Joachim Trier put Oslo on the cinematic map
Using this location had personal benefits: On days when he was filming at home, he could see his daughters for breakfast and put them to bed. Trier deeply understands a director like Gustave, with his brutal artistic tendencies and his half-fatal, half-charming attempts to reach his daughters, but he hardly wants to. He is Gustav. In fact, a large part of Trier’s process seems to be about finding ways to buck that model. It helps, Haley told me, that Trier is “endlessly fascinated” by the psychology of others — “penetrating the upper layer of big feelings and trying to understand Why People as they are. “This is an ongoing conversation, at home and with our friends.”
Tall and lanky, with neatly trimmed hair, a short beard, blue eyes behind tortoiseshell glasses, and a penchant for wearing black chinos and sneakers, Trier looks like your favorite history teacher. On set, he jumps with natural athleticism. He was racing down the ski slopes. He’s gotten slower since an accident in 2019 that nearly required the amputation of his foot. The Terrier is sociable and emotionally accessible, tends to clasp his hands together in excitement, and vocalizes enthusiastically.Exa-a-actly!“When he agreed to a comment, and cried while directing. (He also became a blur when I told him something nice his wife said about him).”
It is this latter tendency that he shares with the director of photography for Sentimental Value and The Worst Person, the Danish cinematographer Casper Toxen. “A lot of people who are DP are kind of super masculine,” Trier said. “Kasper is so sensitive and beautiful, he’s really involved in what the actors are doing.” Toksin told me that this posed an artistic risk to the film’s scenes, which he found particularly moving. Trier’s films are shot with a 35mm lens, and Toxen moves close to the actors, often on a rolling chair known ignominiously as a “dolly.” “When you shoot on film, you have the actual optical glass viewfinder,” Tuckson said. “It’s nice to see things clearly, but condensation from a wet eyeball is a problem. When my operating eye gets wet, the glass becomes foggy. So I need to use a hot camera lens, to cook my tears.”

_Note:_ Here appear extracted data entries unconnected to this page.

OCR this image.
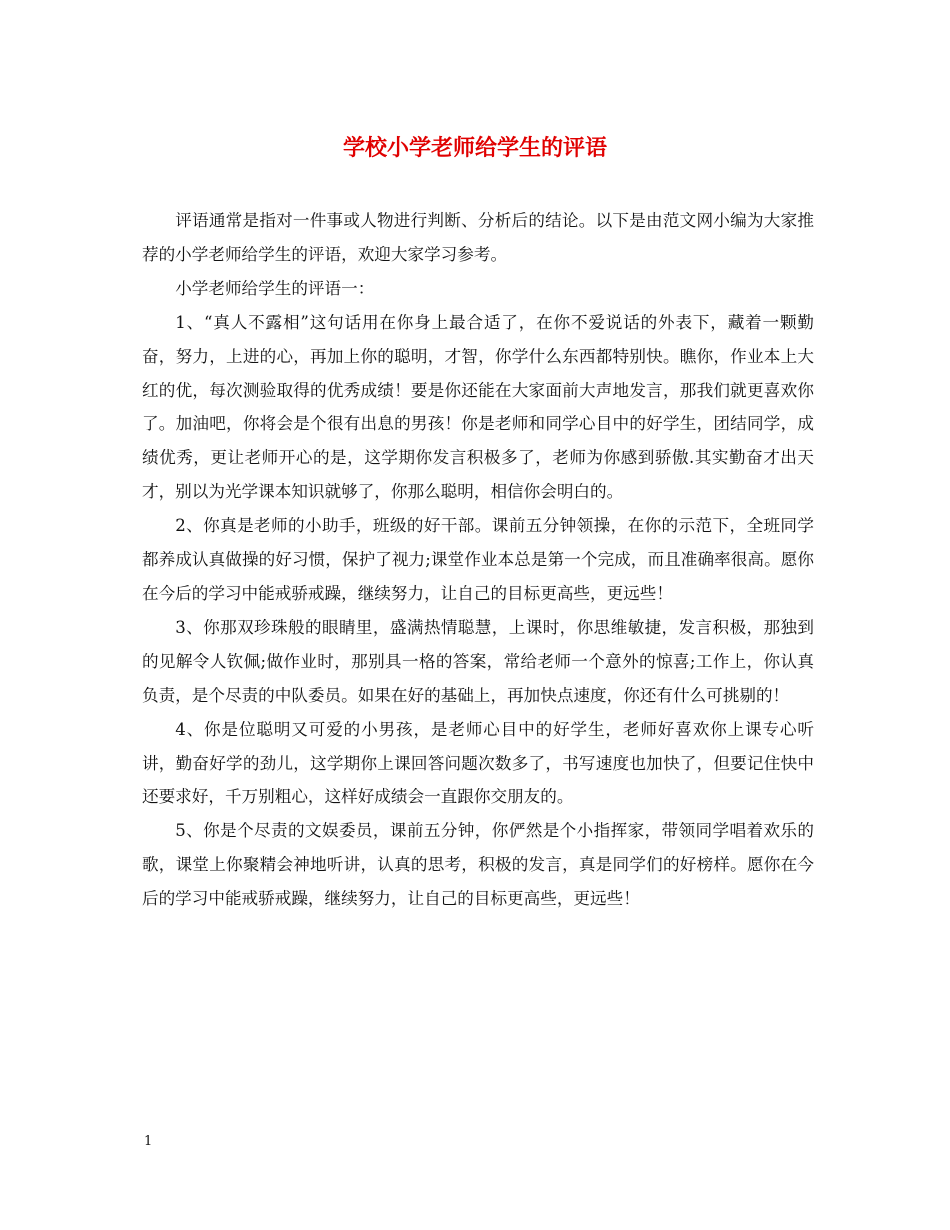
学校小学老师给学生的评语

评语通常是指对一件事或人物进行判断、分析后的结论。以下是由范文网小编为大家推荐的小学老师给学生的评语，欢迎大家学习参考。

小学老师给学生的评语一：

1、“真人不露相”这句话用在你身上最合适了，在你不爱说话的外表下，藏着一颗勤奋，努力，上进的心，再加上你的聪明，才智，你学什么东西都特别快。瞧你，作业本上大红的优，每次测验取得的优秀成绩！要是你还能在大家面前大声地发言，那我们就更喜欢你了。加油吧，你将会是个很有出息的男孩！你是老师和同学心目中的好学生，团结同学，成绩优秀，更让老师开心的是，这学期你发言积极多了，老师为你感到骄傲.其实勤奋才出天才，别以为光学课本知识就够了，你那么聪明，相信你会明白的。

2、你真是老师的小助手，班级的好干部。课前五分钟领操，在你的示范下，全班同学都养成认真做操的好习惯，保护了视力;课堂作业本总是第一个完成，而且准确率很高。愿你在今后的学习中能戒骄戒躁，继续努力，让自己的目标更高些，更远些！

3、你那双珍珠般的眼睛里，盛满热情聪慧，上课时，你思维敏捷，发言积极，那独到的见解令人钦佩;做作业时，那别具一格的答案，常给老师一个意外的惊喜;工作上，你认真负责，是个尽责的中队委员。如果在好的基础上，再加快点速度，你还有什么可挑剔的！

4、你是位聪明又可爱的小男孩，是老师心目中的好学生，老师好喜欢你上课专心听讲，勤奋好学的劲儿，这学期你上课回答问题次数多了，书写速度也加快了，但要记住快中还要求好，千万别粗心，这样好成绩会一直跟你交朋友的。

5、你是个尽责的文娱委员，课前五分钟，你俨然是个小指挥家，带领同学唱着欢乐的歌，课堂上你聚精会神地听讲，认真的思考，积极的发言，真是同学们的好榜样。愿你在今后的学习中能戒骄戒躁，继续努力，让自己的目标更高些，更远些！

1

American director Mike Mills (“Beginners,” “20th Century Women”) is a close friend of Trier. It also works with Tuxen. Both Mills and Trier approach the filmmaking with unabashed sincerity, even as they play with winking archival montages, flash-forwards, and other arc techniques. The two have regular Zoom conversations that can last for hours, sharing raw clips from their films with each other. Mills said that he and Trier, “two very treated men,” were uncomfortably aware that the history of cinema was “full of narcissists who might have made great films but were terrible to be close to.” He continued: “If you’re the type of person who sees a lot of it as a dead end, or a problem, or not leading to happiness or a richer life, how do you do that? reaction So?” And like Trier, Mills tends to make clever, therapeutic remarks, then worry out loud that they sound pretentious.
I posted Mills’ comments by Trier when I met him for coffee during the New York Film Festival. In directing, “there’s a lot of heavy lifting, both in controlling your creativity and getting everyone involved — leading a large team of people early in the morning when they’re tired, half of whom have undiagnosed ADHD but you love their energy,” Trier said. This attitude “can encourage macho behavior, because you’re a leader — a military general.” When Trier needs to rally his forces, he deepens his voice, claps his hands, and announces, “politely but sternly, like a teacher: ‘We must focus; Hey everyone!” He prefers to work with “gentle encouragement, because people work better that way – at least people.” I You want to work with.”
I visited the set of the movie “Sentimental Value” last October. Filming took place on a soundstage a thirty-minute train ride from downtown Oslo. Inside, the first and second floors of the Frogner House have been recreated. To film a montage of the house at different historical stages, from the 1990s to the 1980s, it was easier – though not easy and inexpensive – to build an exact replica than to update the actual house. The production design team covered the walls of the replica house with layers of wallpaper. When the scenes were completed for one time period, the team peeled back the layer to reveal the layer underneath.
That day is depicted at a house party in the 1960s, when Gustave’s aunt, Edith, his mother’s sister, who is openly living with her friend, takes the place. We learn that Gustav’s mother joined the resistance during the Nazi occupation of Norway and was imprisoned by the Gestapo. She later died by suicide when Gustav was young. Edith likes to play music at her parties when the neighbors complain – and sure enough, one of them has ratted on her sister.